In the forenoon I went, and sat about an hour with Mr. King. Mr. Gerry was sitting at the grand Committee of Congress in the City Hall. I left 50 french louis d’ors, which Mr. Gerry wishes to have for bank Bills on Boston. Dined at the Presidents in a large Company, Mr. van Berkel, Mr. Jay, Mr. Paine,1 Dr. Gordon,2 Dr. Witherspoon, &c. After Dinner young Mr. van Berkel, and Major L’Enfant, went out to drink tea with the Miss Bayard’s. Mr. Harrison went and introduced me to the two Miss Kortright’s, who I find, are the Sisters of Mrs. Heiliger, whom I was well acquainted with in Copenhagen, and to whose Husband I was under many obligations, while I was there. These young Ladies are very agreeable, and the youngest (Eliza)3 is beautiful. I afterwards left Mr. Harrison, and pass’d the evening in Company with the officers of the Packet and Mr.
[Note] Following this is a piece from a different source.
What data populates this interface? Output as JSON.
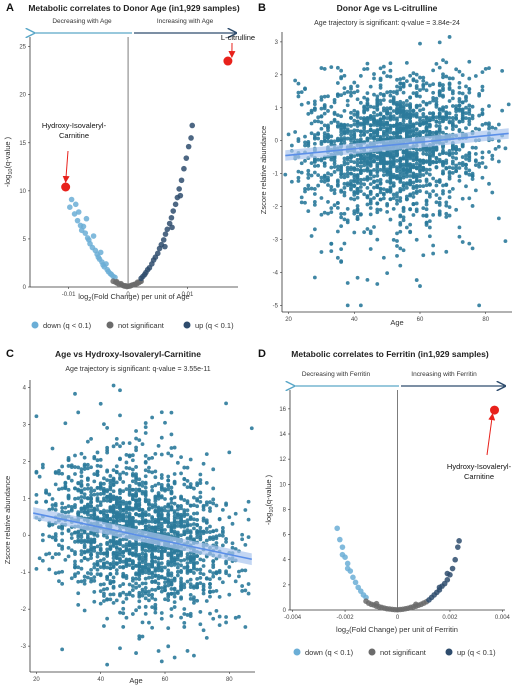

Fontfreyde, who intends to leave town to-morrow at noon, for Albany where he is settled.
1. Thomas Paine, who was living in Bordentown, N.J., and New York until his return to Europe in 1787 ( ).
2. William Gordon, historian of the Revolution, who had left England in 1770 out of sympathy for the American cause and returned there in 1786 ( ).
3. Elizabeth Kortright, daughter of New York merchant Lawrence Kortright, married James Monroe in Feb. 1786 (Edward T. James and others, eds., Notable American Women, 1607–1950: A Biographical Dictionary, 3 vols., Cambridge, 1971).